According to Phys. Ed teacher Jon Goldie, the game capped off a week of learning about wheelchair basketball – an initiative started by one of his Grade 12 Phys. Ed and leadership students, Saheed Alawiye.
“This was all about our student Saheed, a Grade 12 student who is in a wheelchair,” Goldie said.
Goldie said one of his leadership class assignments requires each student to present on a non-traditional sport to the rest of the class. While some students focused on cricket, sepaw takraw, and netball, Goldie said Alawiye was keen to teach his classmates about the sport he has been playing since he was six years old – wheelchair basketball.
After his presentation, Alawiye – who has played wheelchair basketball for 11 years, and hopes to play at the Paralympics one day – said he reached out to his team’s coach to see if it would be possible to borrow some chairs to bring to W.H. Croxford, so students could try the sport out for real.
“I feel it’s a sport that everyone should try,” said Alawiye, who plays for a team called the Calgary Grizzlies, and is planning to try out for the Alberta team this week for an upcoming wheelchair basketball tournament in Edmonton. “Even those who play basketball, they should try it and see how they enjoy it.”
Goldie said the school managed to borrow 12 chairs from Mount Royal University, and the chairs were available for Phys. Ed students to try out last week.
“Saheed led a couple lessons for our class and a number of other Phys. Ed classes on his spares,” Goldie said. “Basically, all the Phys. Ed classes got at least one chance to try the chairs that week. We were able to have a staff game on Friday morning and a staff vs. students game at lunch as well.”
Wheelchair basketball is not for the faint of heart pic.twitter.com/57An8fIpux— WHCroxford (@WHCroxford) February 18, 2022
The teachers ultimately won the teachers-vs.-students game.
“Sadly the teachers won, but it is what it is,” Alawiye said.
“All the students who took part had fun, along with the teachers and staff members as well.”
According to Goldie, playing wheelchair basketball provided a valuable learning opportunity for W.H. Croxford students, who quickly learned how difficult the sport is.
“A lot of our basketball players were pretty humbled when they air-balled their first few shots, but I think they appreciated the difficulty of it, and enjoyed learning a new sport,” he said.

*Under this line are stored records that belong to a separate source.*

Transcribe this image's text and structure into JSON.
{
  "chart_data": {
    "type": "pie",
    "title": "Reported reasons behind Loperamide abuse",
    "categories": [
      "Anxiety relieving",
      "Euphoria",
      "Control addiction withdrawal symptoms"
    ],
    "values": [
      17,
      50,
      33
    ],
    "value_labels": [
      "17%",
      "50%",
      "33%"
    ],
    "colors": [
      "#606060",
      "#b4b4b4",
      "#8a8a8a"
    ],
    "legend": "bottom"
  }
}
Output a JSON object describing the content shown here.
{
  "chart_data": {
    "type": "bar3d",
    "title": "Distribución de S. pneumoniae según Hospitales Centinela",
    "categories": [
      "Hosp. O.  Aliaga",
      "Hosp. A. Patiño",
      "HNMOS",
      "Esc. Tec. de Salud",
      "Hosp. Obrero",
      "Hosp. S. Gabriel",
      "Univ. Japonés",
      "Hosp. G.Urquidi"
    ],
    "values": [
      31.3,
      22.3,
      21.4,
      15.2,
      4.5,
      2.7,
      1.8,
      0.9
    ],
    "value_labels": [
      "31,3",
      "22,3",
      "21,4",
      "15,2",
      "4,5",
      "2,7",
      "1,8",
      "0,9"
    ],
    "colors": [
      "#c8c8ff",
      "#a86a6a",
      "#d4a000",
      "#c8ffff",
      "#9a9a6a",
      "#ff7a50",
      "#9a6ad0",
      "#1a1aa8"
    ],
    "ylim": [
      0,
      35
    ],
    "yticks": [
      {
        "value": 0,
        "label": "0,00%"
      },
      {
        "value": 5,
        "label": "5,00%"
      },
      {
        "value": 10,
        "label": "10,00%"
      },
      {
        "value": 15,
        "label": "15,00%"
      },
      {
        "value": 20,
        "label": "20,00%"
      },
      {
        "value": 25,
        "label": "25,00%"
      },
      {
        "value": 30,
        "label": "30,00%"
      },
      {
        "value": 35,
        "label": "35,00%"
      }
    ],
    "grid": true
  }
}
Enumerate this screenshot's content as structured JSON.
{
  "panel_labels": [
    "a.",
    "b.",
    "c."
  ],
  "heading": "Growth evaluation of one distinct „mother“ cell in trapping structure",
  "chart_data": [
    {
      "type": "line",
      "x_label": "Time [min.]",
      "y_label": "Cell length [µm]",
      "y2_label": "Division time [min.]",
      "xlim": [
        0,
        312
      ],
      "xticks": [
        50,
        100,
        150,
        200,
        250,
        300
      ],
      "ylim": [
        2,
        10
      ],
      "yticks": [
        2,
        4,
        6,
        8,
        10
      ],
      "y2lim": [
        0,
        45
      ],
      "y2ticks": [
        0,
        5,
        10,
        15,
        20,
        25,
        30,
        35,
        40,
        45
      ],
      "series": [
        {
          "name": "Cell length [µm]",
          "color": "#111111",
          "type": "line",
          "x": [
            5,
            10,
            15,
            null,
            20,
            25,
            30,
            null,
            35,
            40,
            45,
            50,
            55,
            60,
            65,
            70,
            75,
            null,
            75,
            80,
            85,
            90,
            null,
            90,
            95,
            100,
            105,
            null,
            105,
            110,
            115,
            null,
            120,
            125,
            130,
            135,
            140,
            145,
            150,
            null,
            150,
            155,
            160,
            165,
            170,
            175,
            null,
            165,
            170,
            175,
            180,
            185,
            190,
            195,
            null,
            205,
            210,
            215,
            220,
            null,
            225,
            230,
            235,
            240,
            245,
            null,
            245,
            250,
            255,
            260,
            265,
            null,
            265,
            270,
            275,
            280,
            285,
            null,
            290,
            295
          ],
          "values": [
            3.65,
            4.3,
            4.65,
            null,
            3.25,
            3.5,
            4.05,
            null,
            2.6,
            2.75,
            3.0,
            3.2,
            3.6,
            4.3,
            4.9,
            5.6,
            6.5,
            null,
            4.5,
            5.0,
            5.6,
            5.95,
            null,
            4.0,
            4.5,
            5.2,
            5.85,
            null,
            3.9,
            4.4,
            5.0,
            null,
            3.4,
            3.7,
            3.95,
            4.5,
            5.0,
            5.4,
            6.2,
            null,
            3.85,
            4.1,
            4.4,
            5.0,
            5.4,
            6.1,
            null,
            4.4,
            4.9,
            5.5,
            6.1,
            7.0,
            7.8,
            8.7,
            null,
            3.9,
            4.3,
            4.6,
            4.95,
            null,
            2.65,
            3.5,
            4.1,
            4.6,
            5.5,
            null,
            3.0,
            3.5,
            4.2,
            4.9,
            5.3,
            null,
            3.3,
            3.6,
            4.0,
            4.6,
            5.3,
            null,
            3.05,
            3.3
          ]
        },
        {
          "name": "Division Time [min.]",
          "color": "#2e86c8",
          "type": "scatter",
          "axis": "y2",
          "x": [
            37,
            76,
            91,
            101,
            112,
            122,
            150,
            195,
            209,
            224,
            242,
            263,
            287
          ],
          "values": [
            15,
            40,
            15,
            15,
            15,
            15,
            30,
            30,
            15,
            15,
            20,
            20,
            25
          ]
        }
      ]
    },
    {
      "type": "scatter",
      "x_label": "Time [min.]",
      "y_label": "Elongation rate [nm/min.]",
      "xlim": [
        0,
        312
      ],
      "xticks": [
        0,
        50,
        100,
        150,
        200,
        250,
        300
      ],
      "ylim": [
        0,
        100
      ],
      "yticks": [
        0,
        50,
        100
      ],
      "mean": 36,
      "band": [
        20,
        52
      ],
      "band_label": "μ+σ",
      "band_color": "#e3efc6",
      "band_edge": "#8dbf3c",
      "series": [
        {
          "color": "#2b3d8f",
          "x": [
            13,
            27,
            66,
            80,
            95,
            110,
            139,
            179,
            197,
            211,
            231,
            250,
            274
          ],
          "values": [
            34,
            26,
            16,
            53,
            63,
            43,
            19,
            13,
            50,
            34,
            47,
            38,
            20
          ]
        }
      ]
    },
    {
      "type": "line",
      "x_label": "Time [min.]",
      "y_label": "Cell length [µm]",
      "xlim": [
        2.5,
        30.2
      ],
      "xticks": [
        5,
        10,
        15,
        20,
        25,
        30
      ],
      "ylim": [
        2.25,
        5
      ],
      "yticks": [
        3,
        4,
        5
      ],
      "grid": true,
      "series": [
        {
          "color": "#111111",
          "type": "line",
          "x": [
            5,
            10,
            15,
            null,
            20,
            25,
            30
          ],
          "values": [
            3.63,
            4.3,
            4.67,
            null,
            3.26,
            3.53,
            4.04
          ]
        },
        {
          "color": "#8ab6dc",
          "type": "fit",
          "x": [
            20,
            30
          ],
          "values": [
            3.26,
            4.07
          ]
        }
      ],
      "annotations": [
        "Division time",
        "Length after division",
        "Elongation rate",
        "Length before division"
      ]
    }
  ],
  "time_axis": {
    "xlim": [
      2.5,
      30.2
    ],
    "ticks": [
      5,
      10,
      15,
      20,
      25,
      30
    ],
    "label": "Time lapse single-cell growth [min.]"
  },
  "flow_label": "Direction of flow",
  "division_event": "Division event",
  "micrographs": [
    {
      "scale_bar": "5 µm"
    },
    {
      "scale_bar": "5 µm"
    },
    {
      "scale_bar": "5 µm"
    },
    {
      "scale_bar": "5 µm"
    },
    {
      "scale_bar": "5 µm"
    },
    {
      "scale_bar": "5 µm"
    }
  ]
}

“Most of the students had never tried being in a wheelchair before, let alone playing basketball in one, so it was a really new, unique experience for a lot of them. They were able to gain a really nice appreciation for what Saheed and other people in wheelchairs go through on a daily basis.”
The Phys. Ed teacher added Alawiye is involved in Croxford’s basketball community in other ways, too. The 17-year-old has helped with score-keeping at the school’s basketball games this season, and he also volunteered as a ticket-taker and QR code scanner for COVID-19 vaccination passes, before the Restriction Exemption Program was lifted earlier this month.
“Everyone loves him at our school,” Goldie said. “He’s a really positive role model and well known.
“It was really nice for Saheed to be a leader in this, and for everyone to see the world through his eyes, at least for a few minutes. I think it was a unique opportunity for him. It was heartwarming for all of us to see the smile on his face and the thank you he had at the end of the week for those of us who were able to help him make it a reality.”